Pesquisa e texto: Gustavo Roberto
Nome científico: Talisia esculenta (A.St.-Hil.) Radlk.
Família: Sapindaceae
Nomes populares: pitomba, pitomba-da-mata, pitomba-de-macaco
Origem: América do Sul
Ocorrência no Brasil: Nordeste, Norte, Centro-Oeste e Sudeste
Ocorrência na Paraíba: Zona da Mata, Agreste e áreas do Brejo
A pitomba é uma fruta nativa do Brasil e amplamente presente no Nordeste, possuindo forte ligação com a cultura alimentar, o modo de vida rural e as práticas extrativistas tradicionais. Na Paraíba, a pitomba ocupa lugar de destaque tanto na memória afetiva da população quanto na economia local de pequena escala, especialmente em áreas do interior e do Brejo paraibano.
A árvore da pitomba é de médio porte e bastante adaptada ao clima tropical úmido e subúmido, sendo encontrada em quintais, sítios, áreas de mata remanescente e propriedades rurais. Seus frutos surgem em cachos, com casca fina e quebradiça, polpa esbranquiçada, suculenta e de sabor levemente adocicado e ácido, muito apreciado para consumo in natura.

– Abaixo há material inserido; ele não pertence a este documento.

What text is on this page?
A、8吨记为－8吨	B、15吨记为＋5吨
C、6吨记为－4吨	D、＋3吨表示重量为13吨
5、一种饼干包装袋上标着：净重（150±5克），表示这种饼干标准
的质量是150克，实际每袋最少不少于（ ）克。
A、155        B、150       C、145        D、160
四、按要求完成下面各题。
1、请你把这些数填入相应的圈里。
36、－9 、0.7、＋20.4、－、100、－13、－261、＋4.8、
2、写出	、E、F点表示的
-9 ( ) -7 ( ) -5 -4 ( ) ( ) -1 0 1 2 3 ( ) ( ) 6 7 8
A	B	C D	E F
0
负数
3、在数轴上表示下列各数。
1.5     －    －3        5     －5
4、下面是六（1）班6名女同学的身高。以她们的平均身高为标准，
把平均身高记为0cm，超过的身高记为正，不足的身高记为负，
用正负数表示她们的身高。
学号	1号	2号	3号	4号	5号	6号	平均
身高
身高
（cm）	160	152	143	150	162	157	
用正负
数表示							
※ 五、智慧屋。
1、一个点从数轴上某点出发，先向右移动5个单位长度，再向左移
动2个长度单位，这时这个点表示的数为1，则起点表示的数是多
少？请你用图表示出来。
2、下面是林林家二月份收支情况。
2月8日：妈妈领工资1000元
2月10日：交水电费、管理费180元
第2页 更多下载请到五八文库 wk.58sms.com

Na Paraíba, a pitomba está associada a práticas tradicionais de coleta e consumo familiar. É comum sua presença em feiras livres, mercados públicos e na venda informal durante o período de safra, que geralmente ocorre entre os meses de janeiro e abril. O consumo da fruta remete à infância, ao ambiente rural e às relações comunitárias, sendo frequentemente citada em narrativas orais, memórias afetivas e expressões culturais populares.
Além do consumo direto, a pitomba também pode ser utilizada no preparo de sucos, licores artesanais, geleias e doces caseiros, embora essas formas de aproveitamento ainda sejam pouco exploradas comercialmente no estado.
Do ponto de vista econômico, a pitomba possui relevância principalmente no extrativismo vegetal e na agricultura familiar, configurando-se como fonte complementar de renda para pequenos produtores e comerciantes locais. Sua comercialização ocorre, em grande parte, de forma sazonal e informal, fortalecendo a economia de subsistência e os circuitos curtos de comercialização.
Embora ainda pouco inserida em cadeias produtivas estruturadas, a pitomba apresenta potencial para maior aproveitamento econômico, especialmente por meio da agroindustrialização artesanal e da valorização de produtos regionais, alinhando-se a políticas de economia criativa, segurança alimentar e sustentabilidade.
Na Paraíba, a pitombeira é encontrada com maior frequência em áreas da Zona da Mata, do Brejo e do Agreste, regiões onde as condições climáticas favorecem seu desenvolvimento. É comum sua presença em propriedades antigas, quintais produtivos e áreas próximas a fragmentos de mata atlântica, contribuindo também para a preservação da biodiversidade local.
A manutenção e o incentivo ao cultivo da pitomba estão relacionados à valorização das frutas nativas, à preservação dos saberes tradicionais e à promoção de práticas agrícolas sustentáveis no estado.
Fontes
BRASIL. Ministério da Agricultura, Pecuária e Abastecimento. Frutíferas nativas do Brasil.
EMBRAPA. Plantas alimentícias nativas e cultivadas do Nordeste.
SILVA, José Augusto da. Frutas nativas e cultura alimentar no Nordeste brasileiro.